L'enquête de l'OMS à Wuhan n’a pas établi de certitudes sur les origines de la pandémie, concluant que l’hypothèse « la plus probable » est la transmission depuis un premier animal, puis un deuxième, avant une contamination à l’homme.

Liang Wannian et Peter Ben Embarek lors de la conférence de presse ce mardi. - AFP

Après un séjour de quatre semaines à Wuhan en Chine, l’équipe internationale d’experts chinois et de l’OMS a donné ce mardi une conférence de presse pour livrer les premières conclusions de son enquête. Plus d’un an après le début de la crise, ils n’ont pas pu percer les origines de la pandémie de Covid-19.

Les enquêteurs arrivés en janvier se sont notamment rendus à l’institut de virologie de Wuhan, que les Américains avaient accusé d’être à l’origine de la fuite du virus, mais aussi le marché aux animaux où ont été signalés les premiers cas.

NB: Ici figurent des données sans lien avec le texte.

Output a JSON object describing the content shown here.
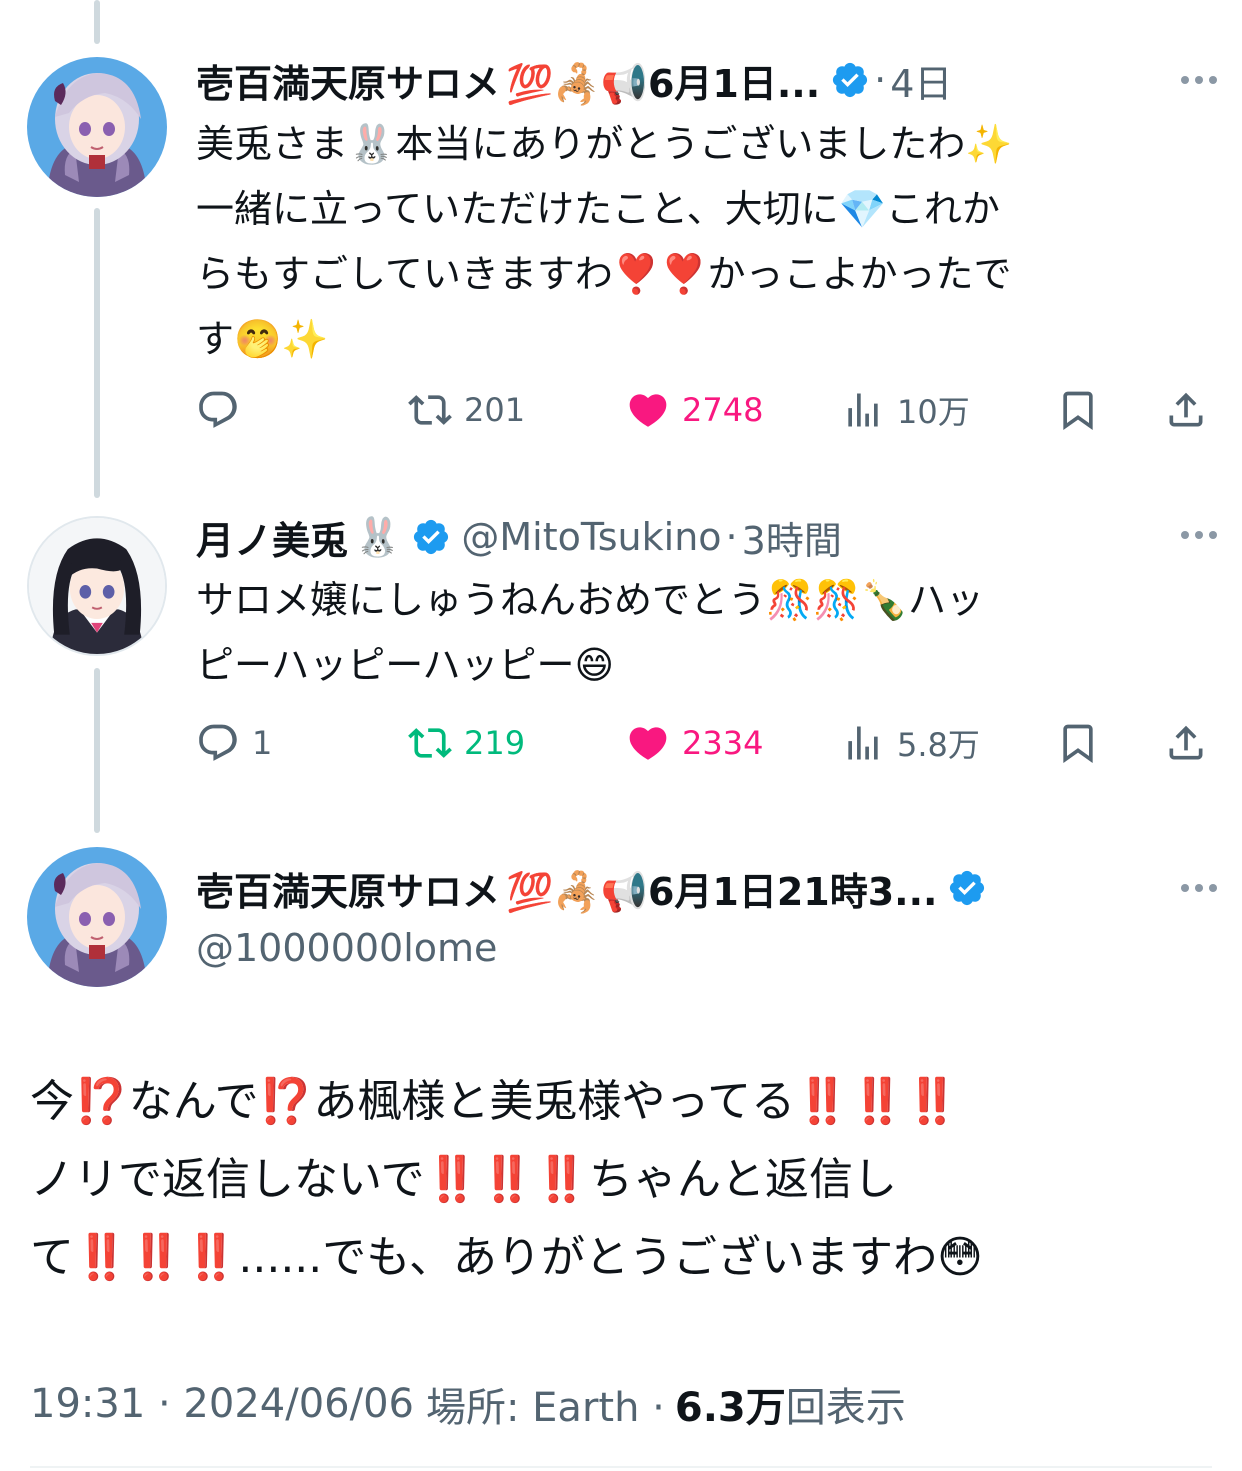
{
  "tweets": [
    {
      "display_name": "壱百満天原サロメ",
      "name_emojis": "💯🦂📢6月1日...",
      "time": "4日",
      "text_lines": [
        "美兎さま🐰本当にありがとうございましたわ✨",
        "一緒に立っていただけたこと、大切に💎これか",
        "らもすごしていきますわ❣️❣️かっこよかったで",
        "す🤭✨"
      ],
      "reply_count": "",
      "retweet_count": "201",
      "like_count": "2748",
      "view_count": "10万"
    },
    {
      "display_name": "月ノ美兎",
      "name_emojis": "🐰",
      "handle": "@MitoTsukino",
      "time": "3時間",
      "text_lines": [
        "サロメ嬢にしゅうねんおめでとう🎊🎊🍾ハッ",
        "ピーハッピーハッピー😄"
      ],
      "reply_count": "1",
      "retweet_count": "219",
      "like_count": "2334",
      "view_count": "5.8万"
    }
  ],
  "main_tweet": {
    "display_name": "壱百満天原サロメ",
    "name_emojis": "💯🦂📢6月1日21時3...",
    "handle": "@1000000lome",
    "text_lines": [
      "今⁉️なんで⁉️あ楓様と美兎様やってる‼️‼️‼️",
      "ノリで返信しないで‼️‼️‼️ちゃんと返信し",
      "て‼️‼️‼️......でも、ありがとうございますわ😳"
    ],
    "time_date": "19:31 · 2024/06/06",
    "location": "場所: Earth ·",
    "views": "6.3万",
    "views_label": "回表示"
  },
  "colors": {
    "verified": "#1d9bf0",
    "like": "#f91880",
    "retweet_active": "#00ba7c",
    "muted": "#536471"
  },
  "icons": [
    "reply-icon",
    "retweet-icon",
    "like-icon",
    "views-icon",
    "bookmark-icon",
    "share-icon",
    "verified-icon",
    "more-icon"
  ]
}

Une transmission du coronavirus depuis un premier animal puis un deuxième avant une contamination à l’homme est l’hypothèse « la plus probable », a indiqué Peter Ben Embarek, chef de la délégation de l’OMS qui vient de mener dans le berceau de l’épidémie. Cette piste demande toutefois « des recherches plus spécifiques et ciblées« , a-t-il ajouté.

Une fuite d’un laboratoire peu crédible

La transmission depuis un animal est probable mais celui-ci n’a « pas encore été identifié« , a pour sa part déclaré Liang Wannian, le chef de la délégation de scientifiques chinois. En tout état de cause, l’hypothèse de la fuite du coronavirus d’un laboratoire est « hautement improbable« , selon le chef de la délégation de l’OMS à Wuhan. Et « il n’y a pas assez de preuves […] pour déterminer si le Sars-Cov-2 s’est propagé à Wuhan avant décembre 2019« , a indiqué Liang Wannian.

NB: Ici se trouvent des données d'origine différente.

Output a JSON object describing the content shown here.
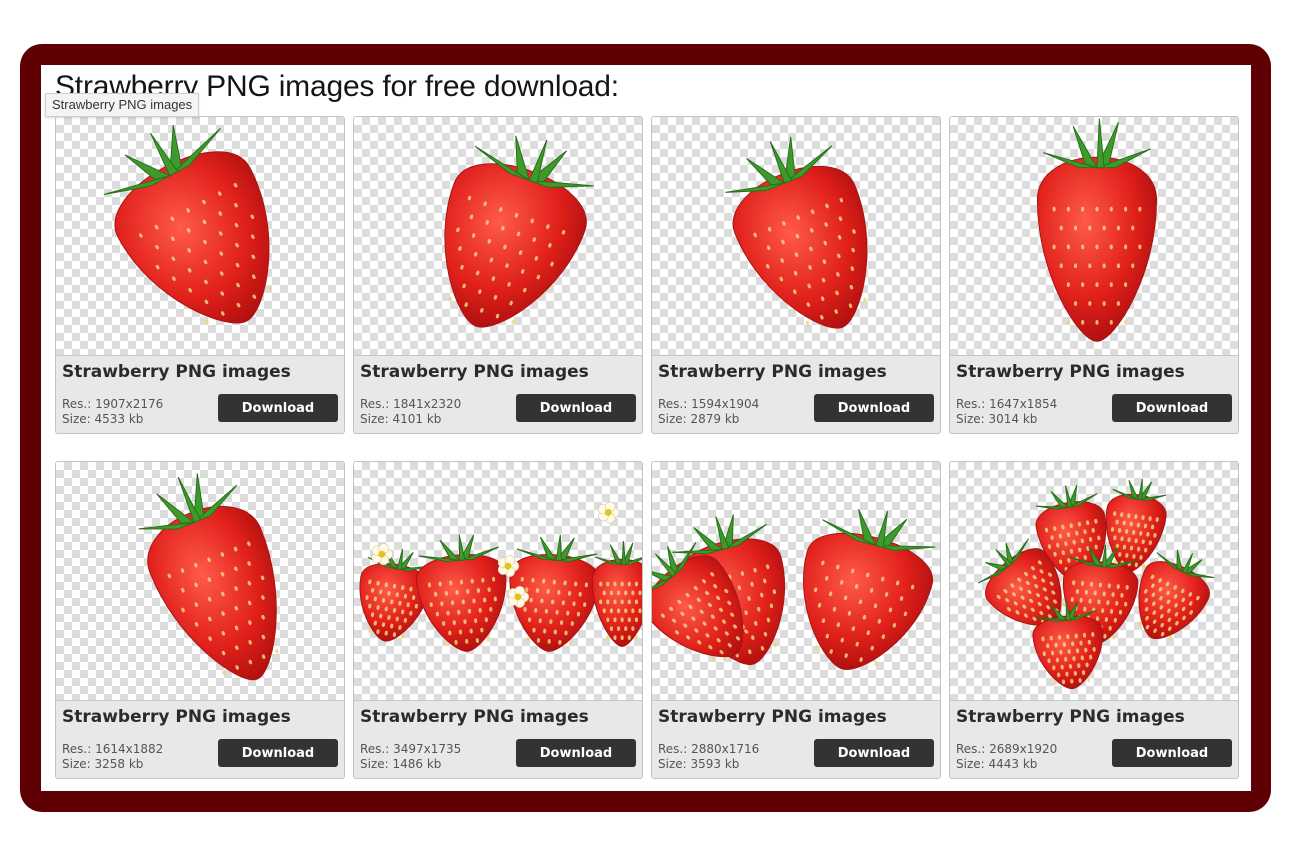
{
  "page": {
    "heading": "Strawberry PNG images for free download:",
    "tooltip": "Strawberry PNG images",
    "download_label": "Download",
    "res_prefix": "Res.: ",
    "size_prefix": "Size: "
  },
  "colors": {
    "frame": "#5e0004",
    "button": "#333333",
    "card_bg": "#e8e8e8"
  },
  "items": [
    {
      "title": "Strawberry PNG images",
      "res": "1907x2176",
      "size": "4533 kb",
      "art": "single-tilted"
    },
    {
      "title": "Strawberry PNG images",
      "res": "1841x2320",
      "size": "4101 kb",
      "art": "single-pale"
    },
    {
      "title": "Strawberry PNG images",
      "res": "1594x1904",
      "size": "2879 kb",
      "art": "single-side"
    },
    {
      "title": "Strawberry PNG images",
      "res": "1647x1854",
      "size": "3014 kb",
      "art": "single-upright"
    },
    {
      "title": "Strawberry PNG images",
      "res": "1614x1882",
      "size": "3258 kb",
      "art": "single-leafy"
    },
    {
      "title": "Strawberry PNG images",
      "res": "3497x1735",
      "size": "1486 kb",
      "art": "border-flowers"
    },
    {
      "title": "Strawberry PNG images",
      "res": "2880x1716",
      "size": "3593 kb",
      "art": "illustrated-pair"
    },
    {
      "title": "Strawberry PNG images",
      "res": "2689x1920",
      "size": "4443 kb",
      "art": "pile"
    }
  ]
}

Depuis les premiers cas de Covid-19 rapportés à Wuhan, la pandémie a fait plus de 2,3 millions de morts dans le monde.

Un agent de sécurité empêchant un photographe de prendre des photos de l'hôtel où se trouve les enquêteurs de l'OMS

Un agent de sécurité empêchant un photographe de prendre des photos de l’hôtel où se trouve les enquêteurs de l’OMS. – Reuters

S’armer de patience

Cette mission sur les origines de la transmission du virus à l’homme, jugée extrêmement importante pour tenter de mieux lutter contre une possible prochaine épidémie, a eu du mal à se mettre en place, la Chine semblant très réticente à laisser venir ces spécialistes mondiaux de diverses disciplines comme l’épidémiologie mais aussi la zoologie.

L’OMS avait auparavant prévenu qu’il faudrait s’armer de patience avant de trouver une éventuelle réponse. « Nous sommes dans un processus et nous avons besoin de temps et d’efforts pour comprendre » ce qui s’est passé, a expliqué à l’AFP le docteur Hung Nguyen-Viet, co-directeur du programme sur la santé humaine et animale à l’Institut international de recherche sur l’élevage à Nairobi.